Names should be descriptive, not cute
Photo by Jeffery Ho / Unsplash
‘There are only two hard things in Computer Science: cache invalidation and naming things.’
- Phil Karlton

Mixmaster, Broadside, Windcharger, Ransack, Ramjet, Wheeljack, Skyfire, Slingshot and Wideload. Those were project names I had to deal with in my previous role. Some of those projects were backend services, some libraries and some were for a frontend.

"Why is there a RansackRunner in Windcharger that actually runs Ramjet?
- Some engineer

Unlike the author of "Names should be cute, not descriptive" I believe the opposite to be true.

The main arguments from the linked article can be summarized as:

  • Projects change and names may no longer fully reflect the responsibility of the project
  • Descriptive names are hard to say and remember and are not "fun"

Names serve a major purpose: They help everyone involved in a project understand what is being talked about. In a company with many projects in can quickly get confusing when you have tens of "cute" project names thrown around on a daily basis. Almost every month I would have to spend time in meetings explaining the difference between two similar sounding "cute" project names and reminding everyone what those projects actually did. Additionally, while the engineers would often refer to the projects by their cute name, the PMs would not bother remembering the names and instead talk about "the backend" and "the frontend" which caused significant friction and confusion on both sides.

The moment we switched to more descriptive names this changed. By following the Domain Driven Design's "Ubiquitous Language" between our different functions we were able to find names that were easy to remember, specific enough for our business context but generic enough not to limit the projects' growth.

Not only was communication easier with the descriptive project names it also helped onboarding new engineers and PMs who now didn't have to spend the first few weeks on the job producing their version of an up to date glossary to map codenames to "what does this thing do".  

Projects would still evolve and the names would eventually longer fully describe the responsibility of the underlying service or library. When this happened there were three options:

  • alter the name to once again fully capture the responsibility of our project
  • refactor the project and split it up
  • keep the name as it was still "good enough"

Renaming projects is often harder than finding the name in the first place because project names percolate into many places such as environment variables, class names and functions. For this reason we never actually renamed a project, we simply phased it our over time and replaced it with a project with a more descriptive name.

It's rare and speaks of bad decision making when a project suddenly does a 180 and somehow no longer matches any of the original intent embodied by its name. When you hide behind cute project names it's easy to let something like this slip, but when you have a descriptive name it allows you to catch problems like this early on.

Sometimes though the name is simply still accurate enough and an argument could be made that feature X is close enough in context for it end up in the specific project.
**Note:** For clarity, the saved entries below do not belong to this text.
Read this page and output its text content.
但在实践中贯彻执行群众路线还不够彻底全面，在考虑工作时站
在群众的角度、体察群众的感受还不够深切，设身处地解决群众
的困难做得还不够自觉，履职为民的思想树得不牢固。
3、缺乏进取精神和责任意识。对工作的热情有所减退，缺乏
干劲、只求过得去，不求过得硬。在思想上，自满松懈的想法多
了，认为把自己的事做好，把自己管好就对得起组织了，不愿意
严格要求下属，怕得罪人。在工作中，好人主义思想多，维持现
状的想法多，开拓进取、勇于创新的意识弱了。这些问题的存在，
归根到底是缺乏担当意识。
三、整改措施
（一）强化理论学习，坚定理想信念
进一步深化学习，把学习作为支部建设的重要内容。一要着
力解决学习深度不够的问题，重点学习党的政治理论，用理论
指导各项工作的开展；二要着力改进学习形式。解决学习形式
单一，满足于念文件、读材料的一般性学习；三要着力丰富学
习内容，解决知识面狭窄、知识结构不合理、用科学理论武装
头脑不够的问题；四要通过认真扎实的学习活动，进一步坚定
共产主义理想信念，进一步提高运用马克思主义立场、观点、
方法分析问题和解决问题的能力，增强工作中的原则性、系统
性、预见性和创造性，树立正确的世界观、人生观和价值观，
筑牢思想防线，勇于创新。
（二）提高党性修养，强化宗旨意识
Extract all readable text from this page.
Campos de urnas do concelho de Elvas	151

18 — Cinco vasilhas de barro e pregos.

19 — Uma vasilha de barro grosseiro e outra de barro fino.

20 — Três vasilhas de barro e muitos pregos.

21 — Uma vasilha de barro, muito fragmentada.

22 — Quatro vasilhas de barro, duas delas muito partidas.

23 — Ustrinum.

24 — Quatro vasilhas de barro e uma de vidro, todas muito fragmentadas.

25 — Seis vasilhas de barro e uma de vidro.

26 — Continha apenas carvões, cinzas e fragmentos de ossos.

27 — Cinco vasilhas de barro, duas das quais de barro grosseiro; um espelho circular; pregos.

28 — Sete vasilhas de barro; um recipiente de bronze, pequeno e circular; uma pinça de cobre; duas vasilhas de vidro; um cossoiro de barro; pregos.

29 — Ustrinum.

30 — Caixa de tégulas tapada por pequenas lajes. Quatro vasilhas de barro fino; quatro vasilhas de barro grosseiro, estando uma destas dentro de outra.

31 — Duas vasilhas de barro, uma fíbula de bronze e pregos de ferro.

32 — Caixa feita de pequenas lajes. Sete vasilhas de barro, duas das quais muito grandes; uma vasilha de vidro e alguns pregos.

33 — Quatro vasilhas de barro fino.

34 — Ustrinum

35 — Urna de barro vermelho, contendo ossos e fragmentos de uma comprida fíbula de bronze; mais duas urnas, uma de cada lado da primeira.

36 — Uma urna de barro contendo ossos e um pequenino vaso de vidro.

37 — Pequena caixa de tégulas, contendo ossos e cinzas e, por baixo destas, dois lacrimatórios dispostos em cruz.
This is the case when a feature is merely extending the original project and doesn't introduce something completely new.

There may be a middle ground to all of this. If you are a company with a massive monolithic application then the name will probably not matter too much. It will be fine to give it a "cutesy" name. The moment you expand to multiple codebases or even microservices I strongly suggest sprinkling some descriptiveness into the name. It's entirely valid to combine cute and descriptive and produce a name like "godzilla-auth-service".

The world is boring enough as is. Let's add more whimsy and cuteness through our service and project names.

The world is pretty ok. Let's be kind to each other and use descriptive names and not make work harder than it needs to be.